Al final de la entrada, Henry se acercó a Ajay para disculparse.

—Olvídalo. —Ajay sonrió—. ¿Cuántas veces te he hecho eso mismo yo a ti?

Rick O’Shea le dio unas palmadas en los hombros a Henry.

—No te preocupes, Skrim. Nos pasa a los peores.

—¡Bates, bates, bates! —gritó alguien, tamborileando contra el fondo de madera de la caseta—. ¡Bates, bates, bates! ¡A por ellos, chavales! ¡Bates, bates!

Schwartz hizo un home run. Boddington otro. En la siguiente entrada, Henry, estando al bate, logró un triple que permitió vaciar las bases. Los árbitros dieron por concluido el partido después de seis entradas, con un marcador favorable para los Arponeros de 19 a 3. La regla de la misericordia estaba concebida para mostrarse misericordioso con el equipo vencido, pero nadie podía haber sentido mayor alivio que el propio Henry. Por primera vez en su vida no deseaba estar en un campo de béisbol. Durante el camino de regreso a casa, apoyado contra el trémulo costado del autobús, hubo de esforzarse para contener unas lágrimas de abatimiento.

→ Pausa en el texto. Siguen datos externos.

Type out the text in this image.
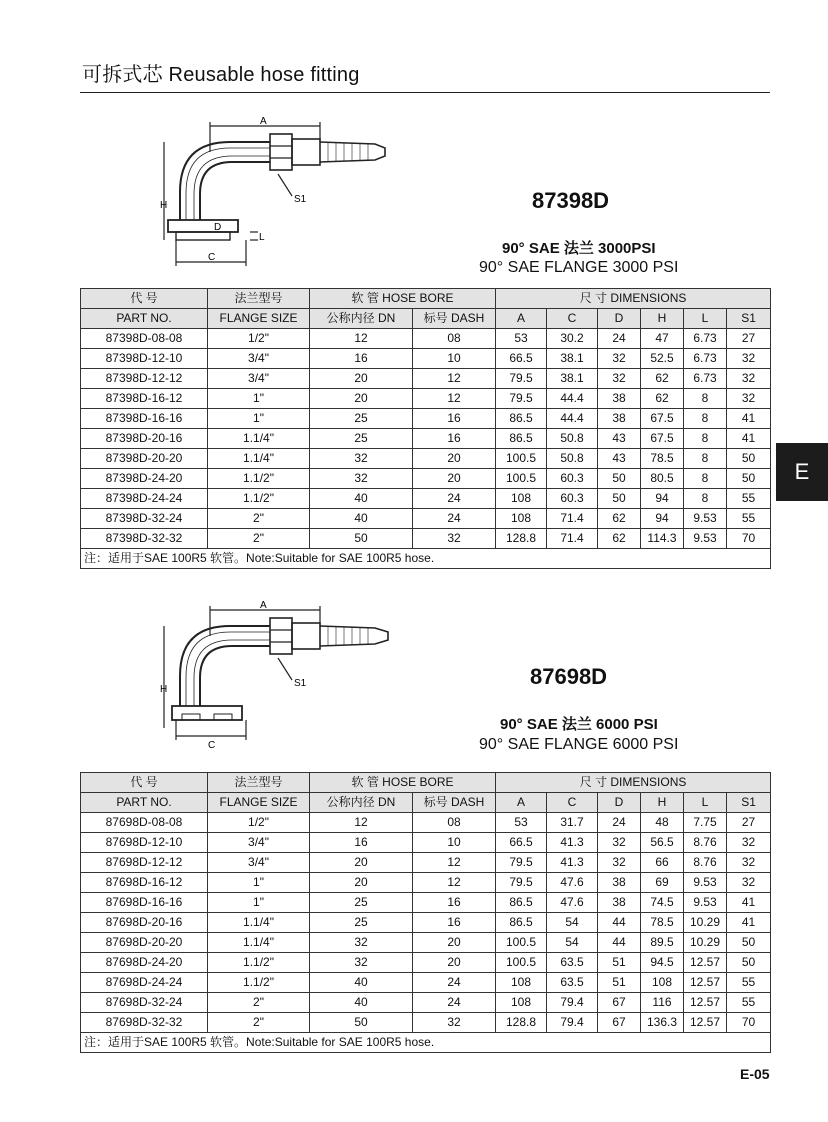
可拆式芯 Reusable hose fitting
E
A
H
C
D
L
S1	87398D
90° SAE 法兰 3000PSI
90° SAE FLANGE 3000 PSI
代 号	法兰型号	软 管 HOSE BORE		尺 寸 DIMENSIONS					
PART NO.	FLANGE SIZE	公称内径 DN	标号 DASH	A	C	D	H	L	S1
87398D-08-08	1/2"	12	08	53	30.2	24	47	6.73	27
87398D-12-10	3/4"	16	10	66.5	38.1	32	52.5	6.73	32
87398D-12-12	3/4"	20	12	79.5	38.1	32	62	6.73	32
87398D-16-12	1"	20	12	79.5	44.4	38	62	8	32
87398D-16-16	1"	25	16	86.5	44.4	38	67.5	8	41
87398D-20-16	1.1/4"	25	16	86.5	50.8	43	67.5	8	41
87398D-20-20	1.1/4"	32	20	100.5	50.8	43	78.5	8	50
87398D-24-20	1.1/2"	32	20	100.5	60.3	50	80.5	8	50
87398D-24-24	1.1/2"	40	24	108	60.3	50	94	8	55
87398D-32-24	2"	40	24	108	71.4	62	94	9.53	55
87398D-32-32	2"	50	32	128.8	71.4	62	114.3	9.53	70
注：适用于SAE 100R5 软管。Note:Suitable for SAE 100R5 hose.									
A
H
C
S1	87698D
90° SAE 法兰 6000 PSI
90° SAE FLANGE 6000 PSI
代 号	法兰型号	软 管 HOSE BORE		尺 寸 DIMENSIONS					
PART NO.	FLANGE SIZE	公称内径 DN	标号 DASH	A	C	D	H	L	S1
87698D-08-08	1/2"	12	08	53	31.7	24	48	7.75	27
87698D-12-10	3/4"	16	10	66.5	41.3	32	56.5	8.76	32
87698D-12-12	3/4"	20	12	79.5	41.3	32	66	8.76	32
87698D-16-12	1"	20	12	79.5	47.6	38	69	9.53	32
87698D-16-16	1"	25	16	86.5	47.6	38	74.5	9.53	41
87698D-20-16	1.1/4"	25	16	86.5	54	44	78.5	10.29	41
87698D-20-20	1.1/4"	32	20	100.5	54	44	89.5	10.29	50
87698D-24-20	1.1/2"	32	20	100.5	63.5	51	94.5	12.57	50
87698D-24-24	1.1/2"	40	24	108	63.5	51	108	12.57	55
87698D-32-24	2"	40	24	108	79.4	67	116	12.57	55
87698D-32-32	2"	50	32	128.8	79.4	67	136.3	12.57	70
注：适用于SAE 100R5 软管。Note:Suitable for SAE 100R5 hose.									
E-05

—Tienes que relajarte en el campo —dijo Schwartz—. Relájate y las cosas saldrán solas.

—Lo sé.

—Tú suéltala, como si apuntaras al palo de escoba. Rómpele la mano a Rick si hace falta.

—Vale.

Fuera se desplegaba el deprimente paisaje de costumbre: vacas y vallas publicitarias, tiendas de pirotecnia y sex-shops. Schwartz eligió las palabras con cuidado.

—¿Por qué no te tomas un descanso mañana? —propuso—. Sáltate las carreras, entrena más suave, como hago yo. No tiene sentido machacarse.

—Estoy bien.

—Ya sé que estás bien. Sólo quiero decir que ya hemos superado la fase preparatoria. Tenemos quince partidos en los próximos veinte días. Necesitamos reservar fuerzas.

Cuando Schwartz volvió a mirarlo, Henry tenía los ojos cerrados y la frente apoyada contra la ventanilla mugrienta. Advirtió, por el tic nervioso en la comisura del ojo derecho, que en realidad no dormía, pero no dijo nada.

Schwartz se daba cuenta de lo que estaba sucediendo, o al menos de una de las cosas que estaban sucediendo: empezaba a distanciarse de Henry, y para ello utilizaba a Pella. Por eso ni siquiera se la había mencionado. Durante años no había tenido secretos para Henry; ahora le había escondido dos en cuestión de semanas.

Eso era malo: distanciarse de Henry, cortar amarras en su relación con Skrimmer y dejarlo a la deriva a la vez que actuaba como si nada hubiera cambiado… y además hacerlo, si se paraba a pensar, porque no podía sobrellevar el éxito de Henry.

No podía hacer una cosa así, a Henry no. Le bastaba con ver lo que ya había comenzado a ocurrir. Quizá fuese por exceso de ego que Schwartz se atribuía la culpa, pero daba igual. Haría lo que estuviera a su alcance por ayudar a Henry a enderezarse. Si eso significaba coger el teléfono a las cuatro de la mañana cuando estaba en la cama con Pella, lo haría. Si eso significaba pasar los siguientes dos meses sin pensar en nada más que en Henry y en cómo ayudarlo, lo haría. Pella podía esperar. Su propia vida podía esperar. Henry lo necesitaba, y los Arponeros necesitaban a Henry. Eso era lo único que debía saber.